ジェイムス・ブレイクが新作『Assume Form』で到達した、動的で生命力に溢れたサウンドの正体

もともとジェイムス・ブレイクの音楽は、どこか静的なものだった。具体的に言うなら、感情を喚起させるし空間性もあるが、景色や映像だったりを動的に描くようなものではなかったような気がする。ビートは刻まれるし、歌はある。ただ、それはそこに留まっているような、“動かない”音楽だった。それは“動かなさ”であったり、“動けなさ”であったり、そのどちらでもあったりするのだろうが、その動かないサウンドがもたらす独特の質感や世界観が、ある種の悲痛さにも繋がっていたのだと思う。

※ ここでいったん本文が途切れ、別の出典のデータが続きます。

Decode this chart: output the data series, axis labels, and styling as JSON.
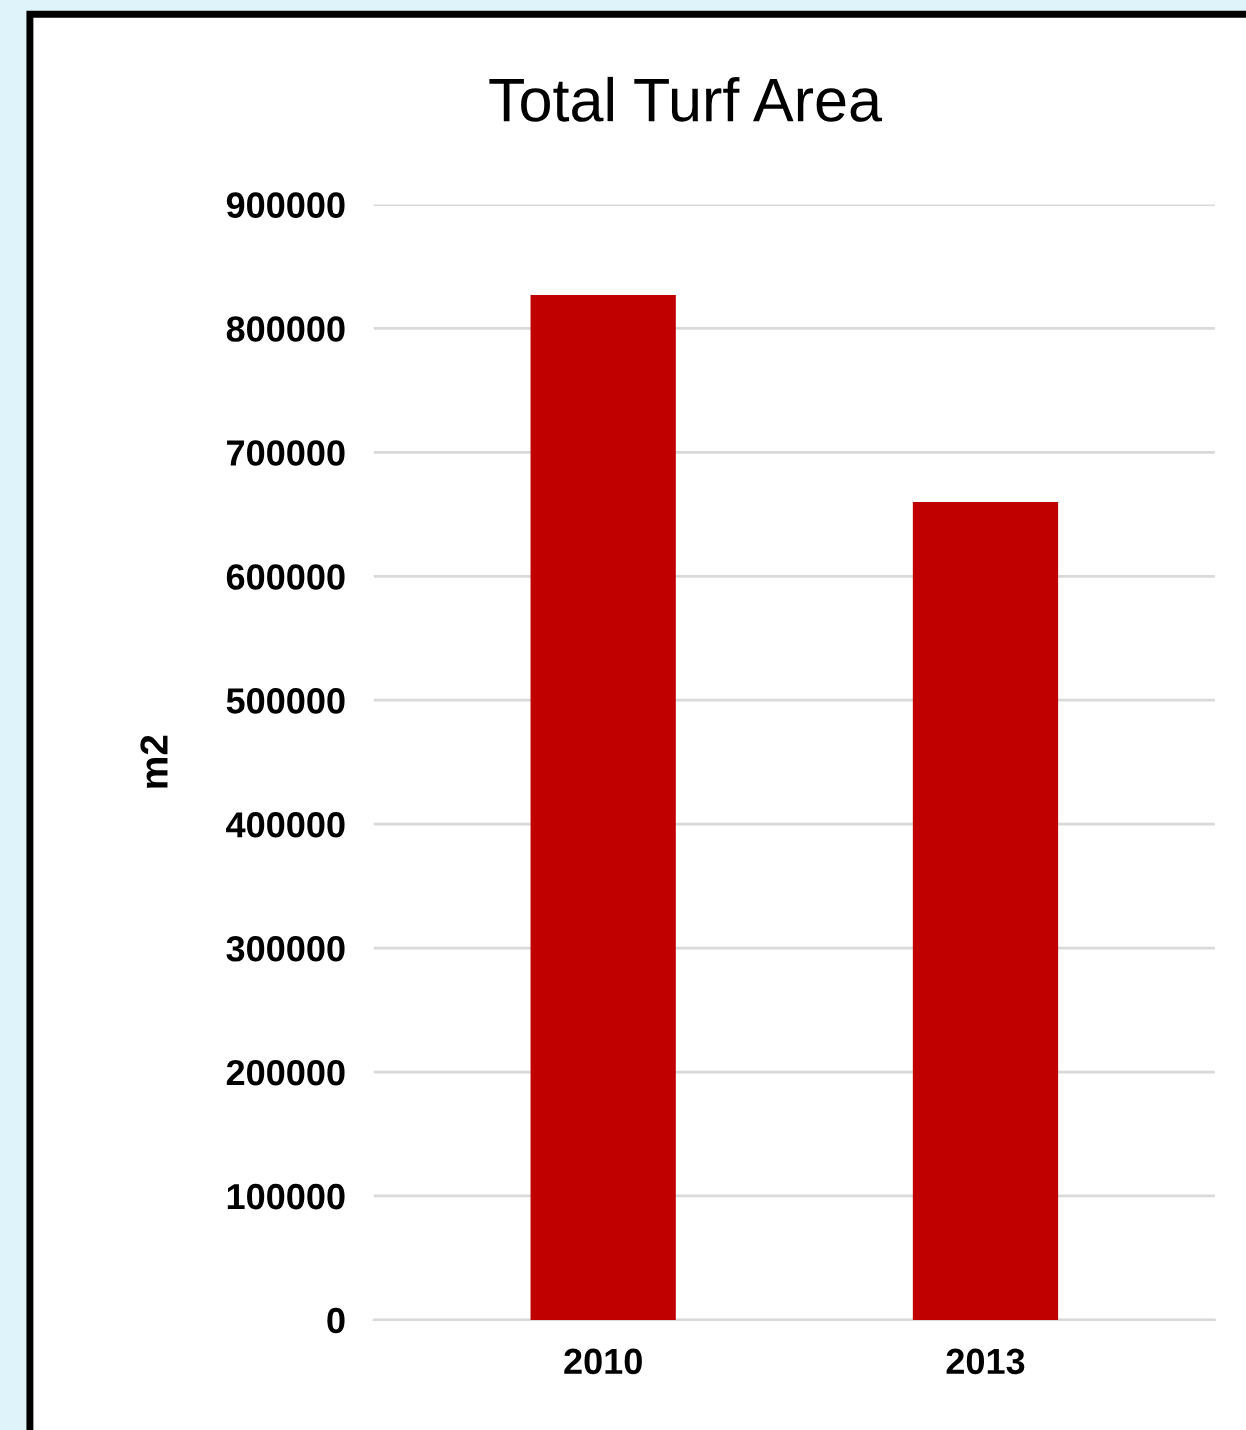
{
  "chart_data": {
    "type": "bar",
    "title": "Total Turf Area",
    "ylabel": "m2",
    "categories": [
      "2010",
      "2013"
    ],
    "values": [
      827000,
      660000
    ],
    "color": "#c00000",
    "ylim": [
      0,
      900000
    ],
    "yticks": [
      0,
      100000,
      200000,
      300000,
      400000,
      500000,
      600000,
      700000,
      800000,
      900000
    ],
    "grid": "y",
    "legend": false
  }
}
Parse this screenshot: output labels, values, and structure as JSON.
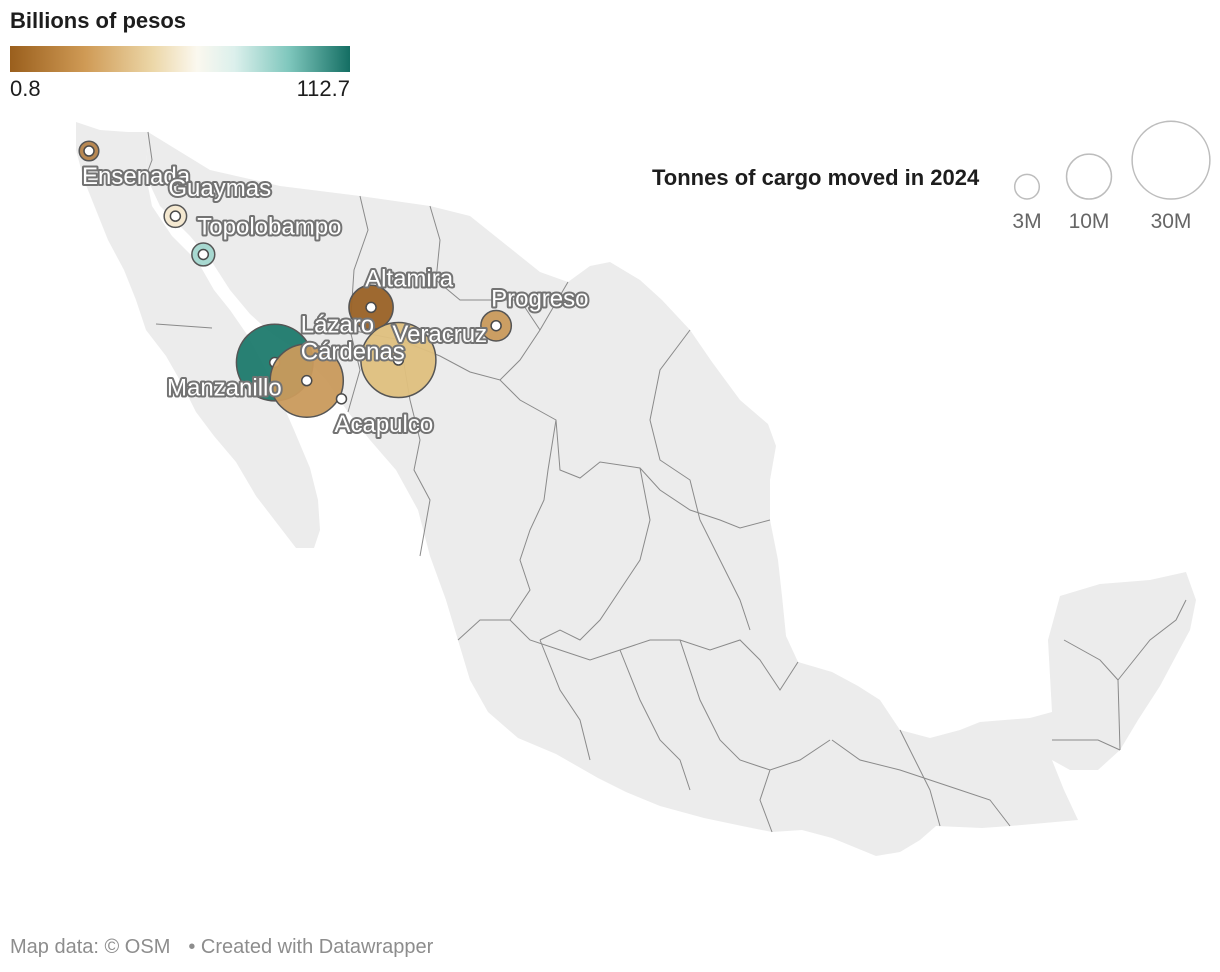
{
  "color_legend": {
    "title": "Billions of pesos",
    "min_label": "0.8",
    "max_label": "112.7",
    "min_value": 0.8,
    "max_value": 112.7,
    "colors": [
      "#9a5f1d",
      "#cf9a55",
      "#ecd7a8",
      "#fbf8ef",
      "#dcf0ec",
      "#7fc7bd",
      "#146e63"
    ]
  },
  "size_legend": {
    "title": "Tonnes of cargo moved in 2024",
    "items": [
      {
        "label": "3M",
        "tonnes_millions": 3
      },
      {
        "label": "10M",
        "tonnes_millions": 10
      },
      {
        "label": "30M",
        "tonnes_millions": 30
      }
    ]
  },
  "ports": [
    {
      "name": "Ensenada",
      "label_lines": [
        "Ensenada"
      ],
      "lat": 31.87,
      "lon": -116.62,
      "tonnes_millions": 1.9,
      "color": "#b5834a"
    },
    {
      "name": "Guaymas",
      "label_lines": [
        "Guaymas"
      ],
      "lat": 27.92,
      "lon": -110.9,
      "tonnes_millions": 2.5,
      "color": "#f4e8cf"
    },
    {
      "name": "Topolobampo",
      "label_lines": [
        "Topolobampo"
      ],
      "lat": 25.6,
      "lon": -109.05,
      "tonnes_millions": 2.6,
      "color": "#a3d7cf"
    },
    {
      "name": "Altamira",
      "label_lines": [
        "Altamira"
      ],
      "lat": 22.39,
      "lon": -97.94,
      "tonnes_millions": 9.7,
      "color": "#9a6226"
    },
    {
      "name": "Progreso",
      "label_lines": [
        "Progreso"
      ],
      "lat": 21.28,
      "lon": -89.66,
      "tonnes_millions": 4.6,
      "color": "#c99a5c"
    },
    {
      "name": "Veracruz",
      "label_lines": [
        "Veracruz"
      ],
      "lat": 19.2,
      "lon": -96.13,
      "tonnes_millions": 27.9,
      "color": "#dfc07e"
    },
    {
      "name": "Manzanillo",
      "label_lines": [
        "Manzanillo"
      ],
      "lat": 19.05,
      "lon": -104.32,
      "tonnes_millions": 29.1,
      "color": "#1d7a6d"
    },
    {
      "name": "Lázaro Cárdenas",
      "label_lines": [
        "Lázaro",
        "Cárdenas"
      ],
      "lat": 17.95,
      "lon": -102.2,
      "tonnes_millions": 26.5,
      "color": "#c99a5c"
    },
    {
      "name": "Acapulco",
      "label_lines": [
        "Acapulco"
      ],
      "lat": 16.85,
      "lon": -99.9,
      "tonnes_millions": 0.1,
      "color": "#ffffff"
    }
  ],
  "footer": {
    "map_credit": "Map data: © OSM",
    "created_with": "• Created with Datawrapper"
  }
}
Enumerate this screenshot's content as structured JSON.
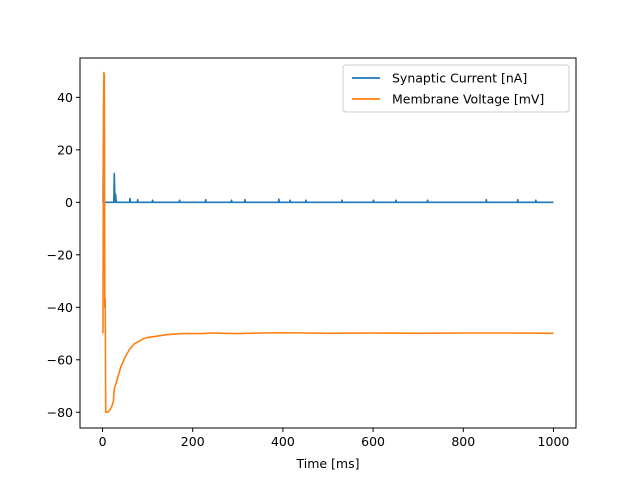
{
  "chart_data": {
    "type": "line",
    "title": "",
    "xlabel": "Time [ms]",
    "ylabel": "",
    "xlim": [
      -50,
      1050
    ],
    "ylim": [
      -86,
      55
    ],
    "xticks": [
      0,
      200,
      400,
      600,
      800,
      1000
    ],
    "yticks": [
      40,
      20,
      0,
      -20,
      -40,
      -60,
      -80
    ],
    "xtick_labels": [
      "0",
      "200",
      "400",
      "600",
      "800",
      "1000"
    ],
    "ytick_labels": [
      "40",
      "20",
      "0",
      "−20",
      "−40",
      "−60",
      "−80"
    ],
    "grid": false,
    "legend_position": "top-right",
    "series": [
      {
        "name": "Synaptic Current [nA]",
        "color": "#1f77b4",
        "x": [
          0,
          1,
          2,
          2.5,
          3,
          4,
          6,
          25,
          26,
          27,
          28,
          29,
          30,
          31,
          34,
          60,
          61,
          62,
          77,
          78,
          79,
          110,
          111,
          112,
          170,
          171,
          172,
          228,
          229,
          230,
          285,
          286,
          287,
          315,
          316,
          317,
          390,
          391,
          392,
          415,
          416,
          417,
          450,
          451,
          452,
          530,
          531,
          532,
          600,
          601,
          602,
          650,
          651,
          652,
          720,
          721,
          722,
          850,
          851,
          852,
          920,
          921,
          922,
          960,
          961,
          962,
          1000
        ],
        "y": [
          0,
          0,
          25,
          12,
          5,
          0,
          0,
          0,
          11,
          4,
          0,
          3,
          1,
          0,
          0,
          0,
          1.5,
          0,
          0,
          1,
          0,
          0,
          0.8,
          0,
          0,
          0.8,
          0,
          0,
          1,
          0,
          0,
          0.8,
          0,
          0,
          1,
          0,
          0,
          1.2,
          0,
          0,
          0.8,
          0,
          0,
          0.8,
          0,
          0,
          0.8,
          0,
          0,
          0.8,
          0,
          0,
          0.8,
          0,
          0,
          0.8,
          0,
          0,
          1,
          0,
          0,
          1,
          0,
          0,
          0.8,
          0,
          0
        ]
      },
      {
        "name": "Membrane Voltage [mV]",
        "color": "#ff7f0e",
        "x": [
          0,
          1,
          2,
          3,
          4,
          5,
          6,
          7,
          8,
          10,
          15,
          20,
          24,
          26,
          28,
          30,
          35,
          40,
          50,
          60,
          70,
          80,
          90,
          100,
          120,
          140,
          160,
          180,
          200,
          220,
          240,
          270,
          300,
          350,
          400,
          450,
          500,
          600,
          700,
          800,
          900,
          1000
        ],
        "y": [
          -50,
          -49,
          35,
          49.5,
          48,
          -40,
          -37,
          -80,
          -80,
          -80,
          -79.5,
          -78,
          -76,
          -71,
          -70,
          -69,
          -66,
          -63,
          -59,
          -56,
          -54,
          -53,
          -52,
          -51.5,
          -51,
          -50.5,
          -50.2,
          -50,
          -50,
          -50,
          -49.8,
          -49.9,
          -50,
          -49.8,
          -49.7,
          -49.8,
          -49.9,
          -49.8,
          -49.9,
          -49.8,
          -49.8,
          -49.9
        ]
      }
    ]
  }
}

しかし、『Assume Form』のサウンドは、冒頭のタイトル曲から動的だ。印象的なピアノのフレーズが繰り返され、それに導かれるように音が重なっていく。音がひとつずつ滑らかに連なりながら躍動する、いわば音楽のモーションみたいなものが聴こえてくる。ビートとピアノとストリングスが有機的に重なりながら、物語を先へ先へと進めるような音楽が鳴っている。そういった音の連なりはどこか映像的で、これまでのブレイクのイメージとは全く異なるものだ。

もちろん、トラヴィス・スコットとメトロ・ブーミンという、現代のシーンを象徴するラッパーとプロデューサーを迎え、トラップとアンビエントR&Bを融合させた「Mile High」も本作のトピックだろう。ここ数年のあいだにジェイ・Zやケンドリック・ラマーなどの作品に携わってきたブレイクの面目躍如ともいうべき楽曲だ。




だけど、もっと根本的な意味で『Assume Form』の変化を象徴するゲストは、スペイン人女性シンガーのロザリアなのではないかと僕は思っている。彼女はフラメンコのなかにトラップやR&Bのトレンドを織り込み、同時代的なサウンドに昇華させることで高い評価を得ているシンガーだ。

ロザリアの2018年作『El Mal Querer』はあまりにも異質な作品で、ほとんどリズムとコーラス、ストリングスだけで成り立っている曲も多い。そんな音数の少なさをうまく活かしながら、動的な旋律と歌メロを効果的に配置することで、フラメンコならではの濃厚なエモーションはそのままに、サウンド全体を軽やかに響かせている。音数の少なさという共通項はあるものの、ロザリアの動的な歌声は、これまでのブレイクの音楽性にはおそらくフィットしなかっただろう。そんな彼女の歌が、ここでは完璧にハマっている。

ロザリアを迎えた「Barefoot in the Park」では、フラメンコ特有のリズムパターンを、異なる音色を組み合わせた複雑なリズムの中に織り込んでいるようにも聴こえる。打ち鳴らされるビートからフラメンコの音像がうっすらと浮かび上がり、そのリズムがループするうわものと絶妙に組み合わさる。こんなふうに、大量の音数で空間を埋め尽くし、そのなかに聴かせたいモチーフを忍ばせるような手法も、徹底的に引き算的に音楽を作ってきたこれまでのブレイクからは考えられないものだ。